それこそが本作の真の魅力である。しかも、主人公のみすみね、色の戦士たち全てのキャラクターの個性付けがユニークなこともあって、どの会話も見ているだけで面白く、微笑ましい気持ちにさせてくれる。

とりわけ注目はみすみねだ。無口な主人公という設定を裏切らない、ぎこちない態度を示しては、説得相手の色の戦士たちを困惑させる。最初に説得の仕方を教えてくれる「白の戦士」もまた然りで、色んな意味で「大丈夫か、この主人公?」との不安と関心を呼び起こす。

そもそも、オープニングの絨毯に身体が沈んでいく際のリアクションもだいぶ変わっている。

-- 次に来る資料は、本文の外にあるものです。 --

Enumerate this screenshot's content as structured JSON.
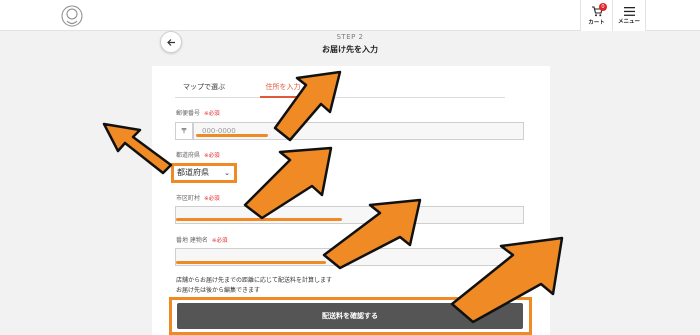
{
  "header": {
    "cart_label": "カート",
    "cart_count": "0",
    "menu_label": "メニュー"
  },
  "step": {
    "label": "STEP 2",
    "title": "お届け先を入力"
  },
  "tabs": [
    {
      "label": "マップで選ぶ"
    },
    {
      "label": "住所を入力"
    }
  ],
  "form": {
    "zip_label": "郵便番号",
    "zip_prefix": "〒",
    "zip_placeholder": "000-0000",
    "pref_label": "都道府県",
    "pref_value": "都道府県",
    "city_label": "市区町村",
    "street_label": "番地 建物名",
    "required": "※必須"
  },
  "notes": {
    "line1": "店舗からお届け先までの距離に応じて配送料を計算します",
    "line2": "お届け先は後から編集できます"
  },
  "submit_label": "配送料を確認する",
  "colors": {
    "accent": "#e05a3a",
    "highlight": "#f08a24",
    "button": "#555555"
  }
}
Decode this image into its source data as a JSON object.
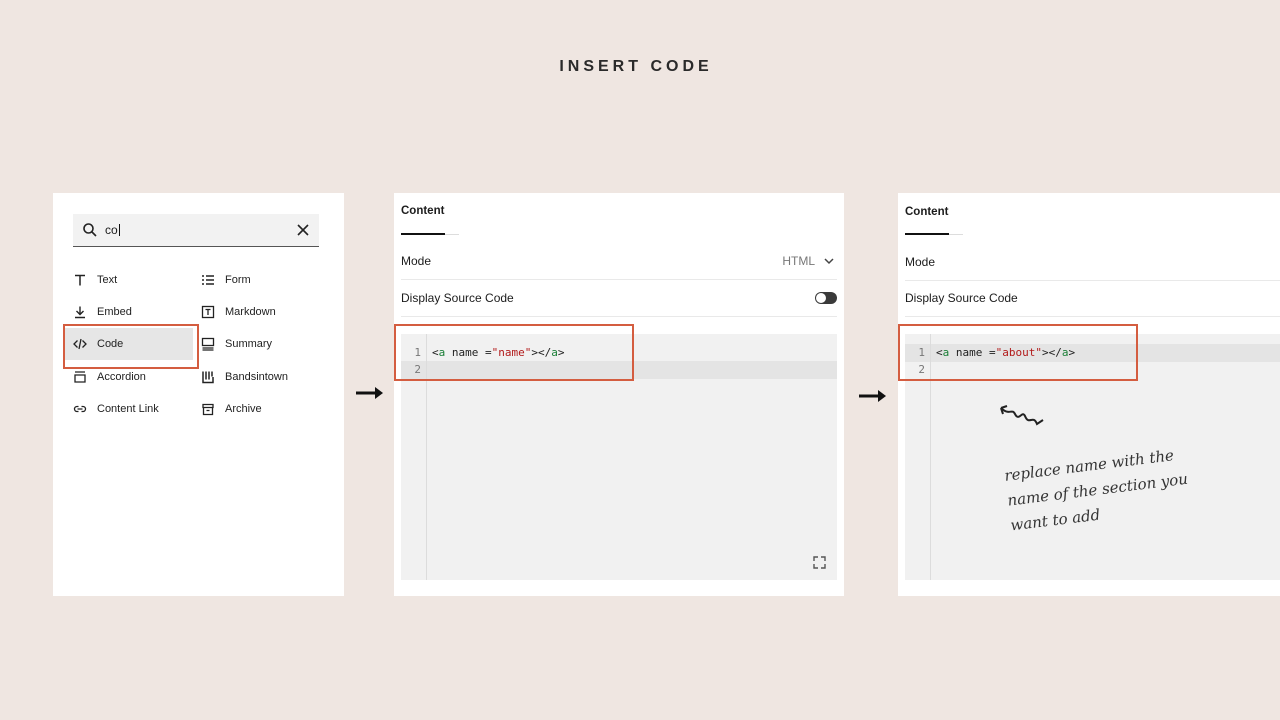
{
  "title": "INSERT CODE",
  "search": {
    "value": "co"
  },
  "blocks": [
    {
      "label": "Text",
      "icon": "text-icon"
    },
    {
      "label": "Form",
      "icon": "form-icon"
    },
    {
      "label": "Embed",
      "icon": "embed-icon"
    },
    {
      "label": "Markdown",
      "icon": "markdown-icon"
    },
    {
      "label": "Code",
      "icon": "code-icon",
      "selected": true
    },
    {
      "label": "Summary",
      "icon": "summary-icon"
    },
    {
      "label": "Accordion",
      "icon": "accordion-icon"
    },
    {
      "label": "Bandsintown",
      "icon": "bandsintown-icon"
    },
    {
      "label": "Content Link",
      "icon": "link-icon"
    },
    {
      "label": "Archive",
      "icon": "archive-icon"
    }
  ],
  "editor1": {
    "tab": "Content",
    "mode_label": "Mode",
    "mode_value": "HTML",
    "source_label": "Display Source Code",
    "line_numbers": [
      "1",
      "2"
    ],
    "code_open": "<",
    "code_tag": "a",
    "code_attr": " name =",
    "code_value": "\"name\"",
    "code_close": "></",
    "code_tag2": "a",
    "code_end": ">"
  },
  "editor2": {
    "tab": "Content",
    "mode_label": "Mode",
    "source_label": "Display Source Code",
    "line_numbers": [
      "1",
      "2"
    ],
    "code_open": "<",
    "code_tag": "a",
    "code_attr": " name =",
    "code_value": "\"about\"",
    "code_close": "></",
    "code_tag2": "a",
    "code_end": ">"
  },
  "note": "replace name with the\nname of the section you\nwant to add",
  "colors": {
    "background": "#efe6e1",
    "highlight": "#d45d40",
    "tag": "#1a7f37",
    "string": "#b21a1a"
  }
}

思わず「大丈夫か、この主人公……」と、プレイヤー側が困惑してしまうほどである。

そして、色々試していくうちに段々とこのキャラクターが可愛く感じられてくるのだ。元々の容姿も、どこか何を考えているか分からない感じがあるのだが、あれこれ試しているにつれ、それに妙な愛おしさを感じてくる。同時に、この奇妙なストーリーがどうオチをつけるのかに対する関心も高まってきて、先へと進む意欲も刺激されるのである。

なので、これから本作をプレイする方はぜひともみすみねにご注目いただきたいところだ。特に無口なタイプのキャラクターが好きな人なら、色んな意味で「これだよ、これ」な好印象を持ってしまうこと請け合いである。ただ、純粋にその個性を省いたキャラクターとしても好感が持てるキャラクターになっている。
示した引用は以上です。